Parathyroidectomy has consistently been a controversial treatment option, primarily with regard to the extent of the excision. The surgery definitively removes parathyroid hormone and therefore removes the sensitizing agent, leading to decreased calcium-to-phosphate ratios. When the procedure is performed by experienced surgeons, morbidity is low and the cure rates are high.46 Parathyroidectomy has been shown to improve survival in some studies but not in others. Lal et al found no difference in overall survival.51 However, there was a positive correlation with improved survival between those who underwent parathyroidectomy and operative debridement of wounds. A significantly improved survival rate has been shown with those who underwent operative debridement alone. It is recommended that patients undergo total parathyroidectomy without parathyroid tissue implantation, completely eliminating the secretion of parathyroid hormone and allowing for medical treatment of hypoparathyroidism.46 With this treatment option, Girotto et al showed resolution of pain and improved healing of wounds, along with improved mortality. A literature review indicated a significant increase in survival rates with those who underwent parathyroidectomy compared with those who did not undergo surgery.46

Alteration in NF-κβ also plays a key role by its effects of soft tissue mineralization. The receptor activator of NF-κB (RANK) and its ligand (RANKL) are essential for normal bone development, osteoclast differentiation, and bone mineral resorption. Osteoprotegerin is a dummy antagonist of RANKL. RANK, RANKL, and osteoprotegerin are expressed by vascular smooth-muscle cells and endothelial cells. Increased NF-κβ activity causes extraosseous mineral deposition, including involvement of vessels. Inhibition of RANK-mediated NF-κβ activity may prevent vascular calcification. Patients treated with biphosphanates that inhibit RANK-mediated NF-κβ activity may show a significant improvement.6

Prognosis

The prognosis varies according to the site, with proximal involvement (ie, trunk, shoulders, buttocks, and thighs) being associated with considerable morbidity and mortality, while distal lower-extremity skin necrosis is only infrequently associated with death (Figures 10 and 11). A 6-month mortality rate of up to 80% has been reported in those with proximal disease (thighs, abdomen wall, and buttocks). Penile calciphylaxis is very rare but has a mortality rate of 69% within 6 months.

Figure 10.

Figure 10

77 year old male on dialysis developed a striking suprapubic sharply demarcated deep ulcer. This type of genital/proximal calciphylaxis is associated with a worse prognosis.

Figure 11.

Figure 11

55 year old female with renal disease developed deep well demarcated ulcers on the thigh which was preceded an area of violaceous induration.

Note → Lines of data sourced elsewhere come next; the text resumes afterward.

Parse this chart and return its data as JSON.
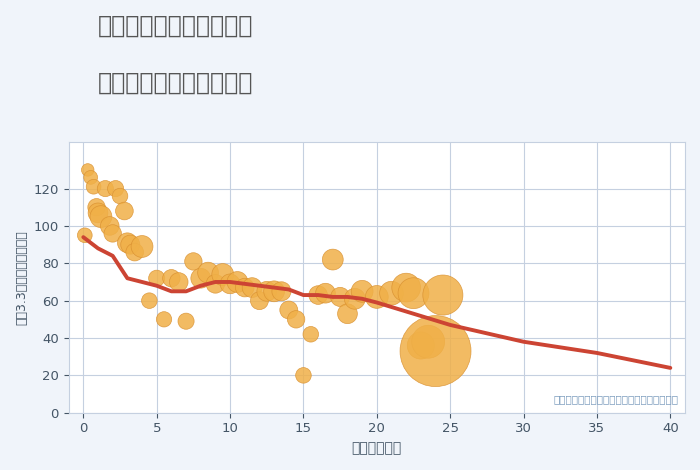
{
  "title_line1": "三重県桑名市星見ヶ丘の",
  "title_line2": "築年数別中古戸建て価格",
  "xlabel": "築年数（年）",
  "ylabel": "坪（3.3㎡）単価（万円）",
  "annotation": "円の大きさは、取引のあった物件面積を示す",
  "bg_color": "#f0f4fa",
  "plot_bg_color": "#ffffff",
  "scatter_color": "#f0b048",
  "scatter_edge_color": "#d99030",
  "line_color": "#cc4433",
  "grid_color": "#c5d0e0",
  "title_color": "#555555",
  "tick_color": "#445566",
  "xlabel_color": "#445566",
  "ylabel_color": "#445566",
  "annotation_color": "#7799bb",
  "xlim": [
    -1,
    41
  ],
  "ylim": [
    0,
    145
  ],
  "xticks": [
    0,
    5,
    10,
    15,
    20,
    25,
    30,
    35,
    40
  ],
  "yticks": [
    0,
    20,
    40,
    60,
    80,
    100,
    120
  ],
  "scatter_x": [
    0.1,
    0.3,
    0.5,
    0.7,
    0.9,
    1.0,
    1.2,
    1.5,
    1.8,
    2.0,
    2.2,
    2.5,
    2.8,
    3.0,
    3.2,
    3.5,
    4.0,
    4.5,
    5.0,
    5.5,
    6.0,
    6.5,
    7.0,
    7.5,
    8.0,
    8.5,
    9.0,
    9.5,
    10.0,
    10.5,
    11.0,
    11.5,
    12.0,
    12.5,
    13.0,
    13.5,
    14.0,
    14.5,
    15.0,
    15.5,
    16.0,
    16.5,
    17.0,
    17.5,
    18.0,
    18.5,
    19.0,
    20.0,
    21.0,
    22.0,
    22.5,
    23.0,
    23.5,
    24.0,
    24.5
  ],
  "scatter_y": [
    95,
    130,
    126,
    121,
    110,
    107,
    105,
    120,
    100,
    96,
    120,
    116,
    108,
    91,
    90,
    86,
    89,
    60,
    72,
    50,
    72,
    70,
    49,
    81,
    72,
    75,
    69,
    74,
    69,
    70,
    67,
    67,
    60,
    65,
    65,
    65,
    55,
    50,
    20,
    42,
    63,
    64,
    82,
    62,
    53,
    61,
    65,
    62,
    64,
    67,
    64,
    36,
    38,
    33,
    63
  ],
  "scatter_size": [
    25,
    18,
    22,
    25,
    35,
    45,
    55,
    30,
    40,
    35,
    30,
    28,
    36,
    45,
    42,
    36,
    55,
    28,
    30,
    27,
    35,
    40,
    30,
    35,
    45,
    50,
    40,
    55,
    45,
    50,
    40,
    45,
    37,
    45,
    50,
    42,
    37,
    35,
    28,
    28,
    40,
    45,
    50,
    42,
    45,
    50,
    55,
    60,
    65,
    95,
    110,
    85,
    125,
    580,
    185
  ],
  "line_x": [
    0,
    1,
    2,
    3,
    4,
    5,
    6,
    7,
    8,
    9,
    10,
    11,
    12,
    13,
    14,
    15,
    16,
    17,
    18,
    19,
    20,
    25,
    30,
    35,
    40
  ],
  "line_y": [
    94,
    88,
    84,
    72,
    70,
    68,
    65,
    65,
    68,
    70,
    70,
    69,
    68,
    67,
    66,
    63,
    63,
    62,
    62,
    61,
    59,
    47,
    38,
    32,
    24
  ]
}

In addition, systemic calciphylaxis is associated with higher mortality (Figure 1).28 In one study, factors associated with poorer survival included female gender, increased weight, and the need for vascular procedures. Improved survival was associated with operative debridement. Parathyroidectomy alone did not emerge as a determinant of patient survival.51

Conclusion

Calciphylaxis represents a unique calcific thrombogenic vasculopathy not limited to renal failure. Its basis is complex; however, an underlying procoagulant state and elevations in osteopontin and reactive oxygen species, along with a reduction in hepatic proteins to inhibit extravascular calcification, are likely common pathogenetic triggers. Rather than a single intervention such as parathyroidectomy, a multidisciplinary approach involving early diagnosis, aggressive medical management, operative debridement, and parathyroidectomy may improve survival in calciphylaxis.51

Footnotes

Conflict of interest: The authors report no conflicts of interest.